The Solemnization of Matrimony
THE KERSHAWS’ HOUSE was about a mile from the town centre, separated from shops, station, cinema and churches by thousands of other large suburban villas. For number 20 Craig Hill was large, halfheartedly Georgian and built of raspberry red brick. The garden was planted with annuals, the lawn was clover-free and the dead heads had been nipped off the standard rose bushes. On the concrete drive a boy of about twelve was washing down a large white Ford.
Archery parked his car at the kerb. Unlike Wexford he had not yet seen the coach house at Victor’s Piece, but he had read about it and it seemed to him that Mrs Kershaw had climbed high. Sweat started on his forehead and his upper lip as he got out of the car. He told himself that it was unusually hot and that he had always been prone to feel the heat.

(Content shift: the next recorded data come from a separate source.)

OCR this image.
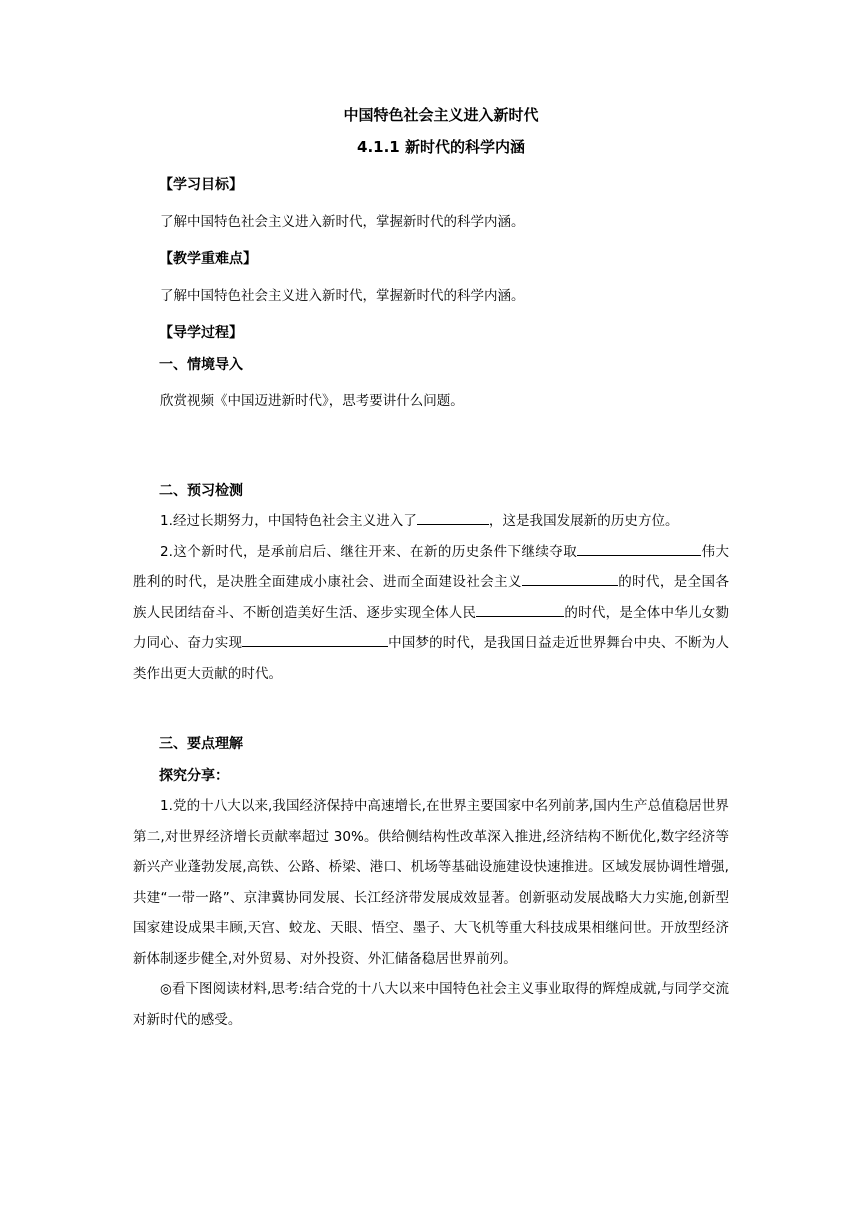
中国特色社会主义进入新时代

4.1.1 新时代的科学内涵

【学习目标】

了解中国特色社会主义进入新时代，掌握新时代的科学内涵。

【教学重难点】

了解中国特色社会主义进入新时代，掌握新时代的科学内涵。

【导学过程】

一、情境导入

欣赏视频《中国迈进新时代》，思考要讲什么问题。

二、预习检测

1.经过长期努力，中国特色社会主义进入了	，这是我国发展新的历史方位。

2.这个新时代，是承前启后、继往开来、在新的历史条件下继续夺取	伟大胜利的时代，是决胜全面建成小康社会、进而全面建设社会主义	的时代，是全国各族人民团结奋斗、不断创造美好生活、逐步实现全体人民	的时代，是全体中华儿女勠力同心、奋力实现	中国梦的时代，是我国日益走近世界舞台中央、不断为人类作出更大贡献的时代。

三、要点理解

探究分享：

1.党的十八大以来,我国经济保持中高速增长,在世界主要国家中名列前茅,国内生产总值稳居世界第二,对世界经济增长贡献率超过 30%。供给侧结构性改革深入推进,经济结构不断优化,数字经济等新兴产业蓬勃发展,高铁、公路、桥梁、港口、机场等基础设施建设快速推进。区域发展协调性增强,共建“一带一路”、京津冀协同发展、长江经济带发展成效显著。创新驱动发展战略大力实施,创新型国家建设成果丰顾,天宫、蛟龙、天眼、悟空、墨子、大飞机等重大科技成果相继问世。开放型经济新体制逐步健全,对外贸易、对外投资、外汇储备稳居世界前列。

◎看下图阅读材料,思考:结合党的十八大以来中国特色社会主义事业取得的辉煌成就,与同学交流对新时代的感受。
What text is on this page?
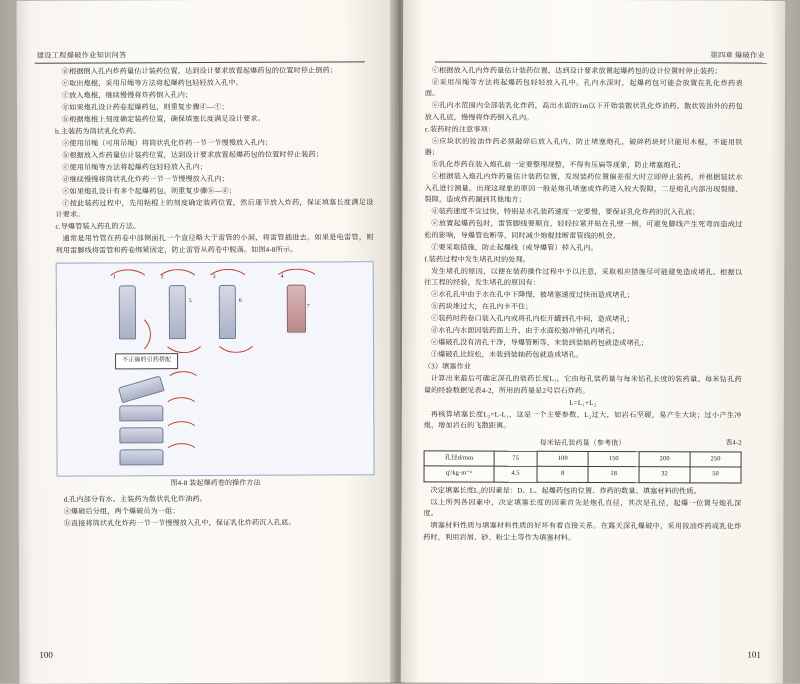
建设工程爆破作业知识问答

ⓓ根据倒入孔内炸药量估计装药位置，达到设计要求放置起爆药包的位置时停止倒药；

ⓔ取出炮棍，采用吊绳等方法将起爆药包轻轻放入孔中。

ⓕ放入炮棍，继续慢慢将炸药倒入孔内；

ⓖ如果炮孔设计药卷起爆药包，则重复步骤ⓓ—ⓕ；

ⓗ根据炮棍上刻度确定装药位置，确保填塞长度满足设计要求。

b.主装药为筒状乳化炸药。

ⓐ使用吊绳（可用吊绳）将筒状乳化炸药一节一节慢慢放入孔内；

ⓑ根据放入炸药量估计装药位置，达到设计要求放置起爆药包的位置时停止装药；

ⓒ使用吊绳等方法将起爆药包轻轻放入孔内；

ⓓ继续慢慢将筒状乳化炸药一节一节慢慢放入孔内；

ⓔ如果炮孔设计有多个起爆药包，则重复步骤ⓑ—ⓓ；

ⓕ按此装药过程中，先用粘棍上的刻度确定装药位置，然后逐节放入炸药，保证填塞长度满足设计要求。

c.导爆管装入药孔的方法。

通常是用竹管在药卷中部侧面扎一个直径略大于雷管的小洞，将雷管插进去。如果是电雷管，则利用雷脚线将雷管和药卷绑紧固定，防止雷管从药卷中脱落。如图4-8所示。

1	2	3	4
5	6
7
不正确的引药搭配
图4-8 装起爆药卷的操作方法

d.孔内部分有水。主装药为散状乳化炸油药。

ⓐ爆破后分组，两个爆破员为一组；

ⓑ直接将筒状乳化炸药一节一节慢慢放入孔中，保证乳化炸药沉入孔底。

100
第四章 爆破作业

ⓒ根据放入孔内炸药量估计装药位置，达到设计要求放置起爆药包的设计位置时停止装药；

ⓓ采用吊绳等方法将起爆药包轻轻放入孔中。孔内水深时，起爆药包可能会放置在乳化炸药表面。

ⓔ孔内水范围内全部装乳化炸药，高出水面的1m以下开始装散状乳化炸油药。散状铵油外的药包放入孔底，慢慢将炸药倒入孔内。

c.装药时的注意事项：

ⓐ应块状的铵油炸药必须敲碎后放入孔内，防止堵塞炮孔，破碎药块时只能用木棍，不能用铁器；

ⓑ乳化炸药在装入炮孔前一定要整理规整，不得有压扁等现象，防止堵塞炮孔；

ⓒ根据装入炮孔内炸药量估计装药位置，发现装药位置偏差很大时立即停止装药，并根据装状水入孔进行测量。出现这现象的原因一般是炮孔堵塞或炸药进入较大裂隙，二是炮孔内部出现裂缝、裂隙，造成炸药漏到其他地方；

ⓓ装药速度不宜过快，特别是水孔装药速度一定要慢，要保证乳化炸药的沉入孔底；

ⓔ放置起爆药包时，雷管脚线要顺直，轻轻拉紧并贴在孔壁一侧，可避免脚线产生死弯而造成过松的影响，导爆管也断等，同时减少炮棍挂断雷管线的机会。

ⓕ要采取措施，防止起爆线（或导爆管）掉入孔内。

f.装药过程中发生堵孔时的处理。

发生堵孔的原因，以便在装药操作过程中予以注意，采取相应措施尽可能避免造成堵孔。根据以往工程的经验，发生堵孔的原因有：

ⓐ水孔孔中由于水在孔中下降慢，被堵塞速度过快而造成堵孔；

ⓑ药块堆过大，在孔内卡不住；

ⓒ装药时药卷口装入孔内或将孔内松开罐到孔中间，造成堵孔；

ⓓ水孔内水面因装药面上升，由于水面松弛冲销孔内堵孔；

ⓔ爆破孔没有清孔干净，导爆管断等，末装到装轴药包就造成堵孔；

ⓕ爆破孔比较松，未装到装轴药包就造成堵孔。

（3）填塞作业

计算出来最后可确定深孔的装药长度L₁，它由每孔装药量与每米钻孔长度的装药量。每米钻孔药量的经验数据见表4-2，所用的药量是2号岩石炸药。

L=L₁+L₂

再核算堵塞长度L₂=L-L₁，这是一个主要参数，L₂过大，如岩石坚硬，易产生大块；过小产生冲炮，增加岩石的飞散距离。

每米钻孔装药量（参考值）	表4-2
孔径d/mm	75	100	150	200	250
q'/kg·m⁻¹	4.5	8	18	32	50

决定填塞长度L₂的因素是：D、L、起爆药包的位置、炸药的数量、填塞材料的性质。

以上所列各因素中，决定填塞长度的因素首先是炮孔直径，其次是孔径，起爆一位置与炮孔深度。

填塞材料性质与填塞材料性质的好坏有着直接关系。在露天深孔爆破中，采用铵油炸药或乳化炸药时，利用岩屑、砂、粉尘土等作为填塞材料。

101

‘This is Mr Kershaw’s house, isn’t it?’ he asked the boy.
‘That’s right.’ He was very like Tess, but his hair was fairer and his nose was freckled. ‘The front door’s open. Shall I give him a shout?’
‘My name is Archery,’ said the clergyman and he held out his hand.
The boy wiped his hands on his jeans. ‘Hallo,’ he said.
By now a little wrinkled man had come down the porch steps. The bright hot air seemed to hang between them. Archery tried not to feel disappointment. What had he expected? Certainly not someone so small, so unfinished looking and so wizened as this scrawny creature in old flannels and tieless knitted shirt. Then Kershaw smiled and the years fell from him. His eyes were a bright sparkling blue and his uneven teeth white and clean.
‘How do you do?’
‘Good afternoon, Mr Archery. I’m very happy to meet you. As a matter of fact I’ve been sitting in the window, looking out for you.’
In this man’s presence it was impossible not to feel hope, cheerfulness almost. Archery detected at once a rare quality in him, a quality he had come upon perhaps only half a dozen times in his life. This was a man who was interested in all things. Energy and enthusiasm radiated from him. On a winter’s day he would warm the air. Today, in this heat, his vitality was overwhelming.
‘Come inside and meet my wife.’ His voice was a hot breeze, a cockney voice that suggested fish and chips, eels and mash, and East end pubs. Following him into the square panelled hall, Archery wondered how old he was. Perhaps no more than forty-five. Drive, the fire of life, lack of sleep, because sleep wasted time, could prematurely have burnt away his youth. ‘We’re in the lounge,’ he said, pushing open a reeded glass door. ‘That’s what I like about a day like this. When I get home from work I like to sit by the french windows for ten minutes and look at the garden. Makes you feel all that slogging in the winter was worthwhile.’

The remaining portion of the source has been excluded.